Creators of Peace (CoP) is an international network that brings together groups of women from diverse backgrounds to acquire the tools for building inner peace, and become community peace builders. In Melbourne, project coordinator Kate Allison spoke with Parveen Muhammed about an exciting new direction the program in Australia is taking.
In 2018, IofC began partnering with the Southern Migrant Resource Centre (SMRC) in Dandenong, Victoria, to expand the outreach of CoP to Melbourne’s southeastern suburbs, and to work in a high school setting for the first time. Based on this partnership, the Victorian Department of Premier and Cabinet (DPC) has awarded a grant of $120,000 for a two-year project to be conducted jointly by IofC Australia (IofCA) and SMRC.
The project will support Creators of Peace Circles, networking events and mentoring in the local areas of Casey, Cardinia and Dandenong in Melbourne. ‘The specific target group will be women and young people from culturally and linguistically diverse (CALD) backgrounds, new migrants and refugees,’ said Allison. ‘These are a significant majority in Melbourne’s southeast – an area which has been growing rapidly and has a dynamic mix of people from all over the world.’
SMRC has been working with CALD communities in these areas for many years, assisting them with settling into life in Australia. The organization has worked directly with schools to set up tutoring and holiday programs, and with women to present craft exhibitions highlighting their traditions and skills. SMRC have often had requests from schools in the area for further social support for students from refugee backgrounds. Separately, IofCA has supported Creators of Peace Circles for many years, and has the necessary resources in terms of skilled facilitators, mentors and materials. ‘Cooperation between our two organisations provides a perfect synergy of resources needed for a program such as this,’ said Allison.

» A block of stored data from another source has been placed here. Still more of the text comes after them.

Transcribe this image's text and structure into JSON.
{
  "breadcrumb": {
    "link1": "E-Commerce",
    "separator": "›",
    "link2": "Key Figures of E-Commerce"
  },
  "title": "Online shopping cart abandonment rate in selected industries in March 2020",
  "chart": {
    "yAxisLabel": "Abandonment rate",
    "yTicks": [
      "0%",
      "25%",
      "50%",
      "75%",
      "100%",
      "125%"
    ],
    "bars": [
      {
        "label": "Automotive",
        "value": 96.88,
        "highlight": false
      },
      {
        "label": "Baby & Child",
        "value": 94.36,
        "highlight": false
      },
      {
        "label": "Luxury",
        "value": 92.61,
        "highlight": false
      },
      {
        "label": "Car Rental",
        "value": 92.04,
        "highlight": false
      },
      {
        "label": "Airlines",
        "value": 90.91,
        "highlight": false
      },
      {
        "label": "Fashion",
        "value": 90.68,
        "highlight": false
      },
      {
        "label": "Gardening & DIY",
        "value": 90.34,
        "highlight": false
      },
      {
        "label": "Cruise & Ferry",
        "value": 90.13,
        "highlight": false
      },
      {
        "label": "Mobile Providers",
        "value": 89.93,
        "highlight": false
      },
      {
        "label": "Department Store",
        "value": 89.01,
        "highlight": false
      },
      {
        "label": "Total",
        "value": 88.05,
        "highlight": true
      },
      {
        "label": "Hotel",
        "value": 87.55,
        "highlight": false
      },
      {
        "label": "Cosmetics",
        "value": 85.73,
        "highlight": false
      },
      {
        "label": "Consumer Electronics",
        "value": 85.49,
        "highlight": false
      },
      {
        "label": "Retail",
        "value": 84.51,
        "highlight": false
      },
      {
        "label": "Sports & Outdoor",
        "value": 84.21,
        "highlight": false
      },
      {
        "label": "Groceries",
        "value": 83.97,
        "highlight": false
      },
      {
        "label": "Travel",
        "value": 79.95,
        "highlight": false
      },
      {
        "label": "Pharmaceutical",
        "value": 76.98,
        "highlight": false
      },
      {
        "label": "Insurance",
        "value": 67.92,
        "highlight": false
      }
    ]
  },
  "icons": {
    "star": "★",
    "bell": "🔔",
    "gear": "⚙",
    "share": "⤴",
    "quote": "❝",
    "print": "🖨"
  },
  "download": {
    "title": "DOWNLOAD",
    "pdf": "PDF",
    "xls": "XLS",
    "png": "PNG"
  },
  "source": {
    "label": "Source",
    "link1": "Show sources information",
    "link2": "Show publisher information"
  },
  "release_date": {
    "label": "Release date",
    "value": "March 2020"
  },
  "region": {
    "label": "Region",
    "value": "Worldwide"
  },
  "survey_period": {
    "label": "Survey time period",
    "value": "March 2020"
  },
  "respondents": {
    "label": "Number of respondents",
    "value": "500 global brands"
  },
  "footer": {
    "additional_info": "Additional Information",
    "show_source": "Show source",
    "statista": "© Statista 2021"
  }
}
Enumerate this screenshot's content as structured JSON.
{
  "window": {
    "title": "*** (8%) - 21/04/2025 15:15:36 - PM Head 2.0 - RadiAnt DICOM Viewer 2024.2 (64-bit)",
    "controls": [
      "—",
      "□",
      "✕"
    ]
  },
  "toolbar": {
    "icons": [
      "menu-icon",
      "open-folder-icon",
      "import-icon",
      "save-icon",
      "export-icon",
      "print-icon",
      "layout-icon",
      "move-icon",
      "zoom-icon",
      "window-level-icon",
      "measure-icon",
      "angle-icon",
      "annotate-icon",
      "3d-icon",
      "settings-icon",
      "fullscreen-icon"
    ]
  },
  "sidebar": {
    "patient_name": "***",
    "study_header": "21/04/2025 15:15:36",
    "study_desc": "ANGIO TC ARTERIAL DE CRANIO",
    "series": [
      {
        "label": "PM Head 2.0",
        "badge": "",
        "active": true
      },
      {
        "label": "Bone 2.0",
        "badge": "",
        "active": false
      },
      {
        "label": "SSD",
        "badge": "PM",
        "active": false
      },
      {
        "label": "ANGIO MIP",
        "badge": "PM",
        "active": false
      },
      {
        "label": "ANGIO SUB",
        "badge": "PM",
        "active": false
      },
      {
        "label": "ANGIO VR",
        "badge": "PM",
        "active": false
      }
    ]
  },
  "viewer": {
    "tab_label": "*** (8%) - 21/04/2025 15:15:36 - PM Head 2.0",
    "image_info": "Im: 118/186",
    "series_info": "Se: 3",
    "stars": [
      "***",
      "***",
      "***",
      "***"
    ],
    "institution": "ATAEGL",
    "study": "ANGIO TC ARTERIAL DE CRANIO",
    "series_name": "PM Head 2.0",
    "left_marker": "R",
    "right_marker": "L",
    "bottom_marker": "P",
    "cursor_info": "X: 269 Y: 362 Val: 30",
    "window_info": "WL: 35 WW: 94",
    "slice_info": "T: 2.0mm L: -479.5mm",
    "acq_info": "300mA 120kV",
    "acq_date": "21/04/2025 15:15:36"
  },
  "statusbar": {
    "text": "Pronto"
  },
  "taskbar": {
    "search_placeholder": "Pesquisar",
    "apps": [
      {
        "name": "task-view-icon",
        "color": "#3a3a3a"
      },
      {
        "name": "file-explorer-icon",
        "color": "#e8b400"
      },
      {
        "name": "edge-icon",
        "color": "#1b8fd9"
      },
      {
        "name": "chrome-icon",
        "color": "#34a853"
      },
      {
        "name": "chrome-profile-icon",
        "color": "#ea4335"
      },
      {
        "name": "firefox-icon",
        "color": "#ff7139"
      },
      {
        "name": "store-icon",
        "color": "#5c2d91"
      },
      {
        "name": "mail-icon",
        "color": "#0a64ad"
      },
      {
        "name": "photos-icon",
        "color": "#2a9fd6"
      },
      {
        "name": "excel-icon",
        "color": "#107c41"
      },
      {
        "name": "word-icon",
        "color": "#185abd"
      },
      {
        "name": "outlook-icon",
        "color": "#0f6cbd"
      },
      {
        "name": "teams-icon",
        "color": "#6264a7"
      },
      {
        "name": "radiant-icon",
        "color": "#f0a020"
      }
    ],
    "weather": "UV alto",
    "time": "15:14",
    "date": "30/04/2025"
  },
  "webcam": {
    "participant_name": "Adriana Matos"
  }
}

The DPC Community Grant Program that is funding the IofCA-SMRC project exists to support social cohesion and community harmony, and foster understanding, appreciation and respect for cultural diversity and equality in Victoria. Allison expressed hope that the planned Peace Circles will help forge strong connections among the target participants through creating a safe space within each group and facilitating sharing of personal experiences and histories.
After each Peace Circle, participants will be offered the opportunity to engage with a volunteer mentor. Mentors will support participants to begin initiatives and projects that contribute to social cohesion and peace in their communities, and may provide access to other networks and resources for youth leadership in community-based peace building.
‘The ultimate objective of the program is to build a network of people engaged in peace building and strengthen existing connections in these local areas of Melbourne,’ said Allison. ‘Engaging with secondary school students under this program is a new area of operation for Creators of Peace. We hope that this will be a start of a much-needed intergenerational dialogue that will reap rewards in the future.’